И, усмехаясь, потирая тёмно-рыжий подбородок, вздохнул:

– Видно, – правду говорила дура Барская: крику не верь, слезам – не верь.

Затем он строго спросил:

– Никиту видела?

– Нет.

– Как же – нет? Вот он – птиц ловит в саду.

– Ой, – пугливо крикнула Наталья, – а я вот так, в одной рубахе ходила!

– То-то вот…

– И когда он спит?

Пётр, надевая сапог, громко крякнул, а жена, искоса взглянув на него, усмехнулась, говоря:

– Ведь горбат, а приятный… приятнее Алексея…
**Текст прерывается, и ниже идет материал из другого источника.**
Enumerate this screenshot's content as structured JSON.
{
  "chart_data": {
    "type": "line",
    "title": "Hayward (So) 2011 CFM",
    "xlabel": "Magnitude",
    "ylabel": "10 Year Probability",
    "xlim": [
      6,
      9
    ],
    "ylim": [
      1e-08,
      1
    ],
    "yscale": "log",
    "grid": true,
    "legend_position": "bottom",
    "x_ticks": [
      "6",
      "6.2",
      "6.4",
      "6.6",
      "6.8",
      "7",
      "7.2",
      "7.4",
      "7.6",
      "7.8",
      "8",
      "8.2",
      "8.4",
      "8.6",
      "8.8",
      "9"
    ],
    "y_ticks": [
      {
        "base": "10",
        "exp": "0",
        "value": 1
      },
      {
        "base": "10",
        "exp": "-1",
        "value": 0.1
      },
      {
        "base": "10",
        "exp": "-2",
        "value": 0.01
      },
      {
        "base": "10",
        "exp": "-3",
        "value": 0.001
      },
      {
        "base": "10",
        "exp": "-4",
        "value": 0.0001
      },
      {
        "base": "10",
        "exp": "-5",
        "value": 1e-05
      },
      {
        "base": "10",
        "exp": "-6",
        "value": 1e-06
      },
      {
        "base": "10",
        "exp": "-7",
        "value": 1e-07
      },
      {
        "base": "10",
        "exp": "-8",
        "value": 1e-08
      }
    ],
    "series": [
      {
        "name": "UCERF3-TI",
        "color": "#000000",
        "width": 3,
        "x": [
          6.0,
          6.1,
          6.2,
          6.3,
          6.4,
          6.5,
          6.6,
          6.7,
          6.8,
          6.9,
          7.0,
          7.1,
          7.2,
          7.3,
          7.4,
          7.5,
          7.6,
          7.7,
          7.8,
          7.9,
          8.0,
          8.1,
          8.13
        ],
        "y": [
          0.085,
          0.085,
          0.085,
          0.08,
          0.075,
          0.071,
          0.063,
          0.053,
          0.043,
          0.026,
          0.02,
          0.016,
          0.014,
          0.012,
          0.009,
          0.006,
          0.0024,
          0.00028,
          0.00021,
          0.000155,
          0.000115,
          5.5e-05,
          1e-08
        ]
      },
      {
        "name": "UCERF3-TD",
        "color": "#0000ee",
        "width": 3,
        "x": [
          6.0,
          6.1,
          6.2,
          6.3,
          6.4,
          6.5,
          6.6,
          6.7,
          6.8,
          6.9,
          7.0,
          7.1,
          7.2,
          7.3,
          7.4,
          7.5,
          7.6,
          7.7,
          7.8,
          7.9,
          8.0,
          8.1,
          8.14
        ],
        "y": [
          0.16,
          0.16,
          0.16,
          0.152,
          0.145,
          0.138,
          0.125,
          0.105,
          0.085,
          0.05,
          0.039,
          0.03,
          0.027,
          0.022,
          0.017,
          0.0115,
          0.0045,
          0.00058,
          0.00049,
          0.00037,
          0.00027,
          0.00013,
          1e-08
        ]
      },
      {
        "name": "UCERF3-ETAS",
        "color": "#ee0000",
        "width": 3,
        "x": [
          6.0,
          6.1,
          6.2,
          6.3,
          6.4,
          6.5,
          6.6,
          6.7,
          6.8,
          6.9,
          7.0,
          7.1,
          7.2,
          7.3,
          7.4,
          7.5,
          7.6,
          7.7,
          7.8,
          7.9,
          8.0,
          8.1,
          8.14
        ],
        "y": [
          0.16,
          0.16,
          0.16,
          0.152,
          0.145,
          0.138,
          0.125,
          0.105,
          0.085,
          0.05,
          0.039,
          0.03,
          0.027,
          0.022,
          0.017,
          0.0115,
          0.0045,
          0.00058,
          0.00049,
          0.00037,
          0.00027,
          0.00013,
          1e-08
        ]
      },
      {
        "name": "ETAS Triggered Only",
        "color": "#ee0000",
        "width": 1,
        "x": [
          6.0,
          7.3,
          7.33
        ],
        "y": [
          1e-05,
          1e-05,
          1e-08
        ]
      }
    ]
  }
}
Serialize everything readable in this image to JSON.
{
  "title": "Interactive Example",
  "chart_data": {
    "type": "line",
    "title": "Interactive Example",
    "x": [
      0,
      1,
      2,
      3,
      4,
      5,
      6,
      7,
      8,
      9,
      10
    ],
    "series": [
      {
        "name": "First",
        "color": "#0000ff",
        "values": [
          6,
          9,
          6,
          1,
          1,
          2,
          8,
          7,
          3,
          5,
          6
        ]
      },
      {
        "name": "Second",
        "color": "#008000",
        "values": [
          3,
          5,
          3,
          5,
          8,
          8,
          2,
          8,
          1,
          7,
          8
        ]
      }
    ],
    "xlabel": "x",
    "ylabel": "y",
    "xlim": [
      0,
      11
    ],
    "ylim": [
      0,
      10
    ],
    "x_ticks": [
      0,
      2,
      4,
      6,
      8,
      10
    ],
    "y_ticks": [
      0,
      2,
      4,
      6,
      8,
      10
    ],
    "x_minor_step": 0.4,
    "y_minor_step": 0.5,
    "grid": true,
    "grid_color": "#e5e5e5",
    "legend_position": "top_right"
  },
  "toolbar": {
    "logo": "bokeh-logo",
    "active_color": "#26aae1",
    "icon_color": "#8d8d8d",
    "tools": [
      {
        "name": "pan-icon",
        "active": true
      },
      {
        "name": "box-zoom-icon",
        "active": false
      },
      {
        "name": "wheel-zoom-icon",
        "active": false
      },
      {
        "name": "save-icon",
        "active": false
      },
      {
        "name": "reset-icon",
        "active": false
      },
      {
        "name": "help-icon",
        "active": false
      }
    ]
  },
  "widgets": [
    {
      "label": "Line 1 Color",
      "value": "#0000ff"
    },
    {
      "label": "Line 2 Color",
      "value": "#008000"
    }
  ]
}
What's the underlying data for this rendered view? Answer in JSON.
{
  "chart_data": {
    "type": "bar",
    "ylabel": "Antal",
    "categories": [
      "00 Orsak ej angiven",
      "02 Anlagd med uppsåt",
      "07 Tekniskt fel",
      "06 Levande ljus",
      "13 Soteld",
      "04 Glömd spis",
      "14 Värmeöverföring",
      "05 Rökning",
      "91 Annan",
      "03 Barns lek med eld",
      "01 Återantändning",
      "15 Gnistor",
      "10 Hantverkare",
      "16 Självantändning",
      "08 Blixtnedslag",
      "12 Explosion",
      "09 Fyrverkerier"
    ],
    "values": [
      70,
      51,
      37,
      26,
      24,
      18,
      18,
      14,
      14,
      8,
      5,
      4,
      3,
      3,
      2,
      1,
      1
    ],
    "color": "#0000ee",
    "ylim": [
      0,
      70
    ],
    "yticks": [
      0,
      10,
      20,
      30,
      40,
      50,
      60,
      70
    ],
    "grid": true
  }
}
Муж крякнул ещё раз, но – потише.

…Каждый день, на восходе солнца, когда пастух, собирая стадо, заунывно наигрывал на длинной берестяной трубе, – за рекою начинался стук топоров, и обыватели, выгоняя на улицу коров, овец, усмешливо говорили друг другу:

– Чу, затяпали, ни свет ни заря…

– Жадность – покою лютый враг.

Илье Артамонову иногда казалось, что он уже преодолел ленивую неприязнь города; дрёмовцы почтительно снимали пред ним картузы, внимательно слушали его рассказы о князьях Ратских, но почти всегда тот или другой не без гордости замечал:

– У нас господа попроще, победнее, а – построже ваших!

Вечерами, в праздники, сидя в густом, красивом саду трактира Барского на берегу Оки, он говорил богачам, сильным людям Дрёмова:

– От моего дела всем вам будет выгода.

– Давай бог, – отвечал Помялов, усмехаясь коротенькой, собачьей улыбкой, и нельзя было понять: ласково лизнёт или укусит? Его измятое лицо неудачно спрятано в пеньковой бородке, серый нос недоверчиво принюхивается ко всему, а желудёвые глаза смотрят ехидно.

– Давай бог, – повторяет он, – хотя и без тебя неплохо жили, ну, может, и с тобой так же проживём.

Артамонов хмурится:

– Двоемысленно говоришь, не дружески.

Барский хохочет, кричит:

– Он у нас – такой!

У Барского на месте лица скупо наляпаны багровые куски мяса, его огромная голова, шея, щёки, руки – весь он густо оброс толстоволосой, медвежьей шерстью, уши – не видны, ненужные глаза скрыты в жирных подушечках.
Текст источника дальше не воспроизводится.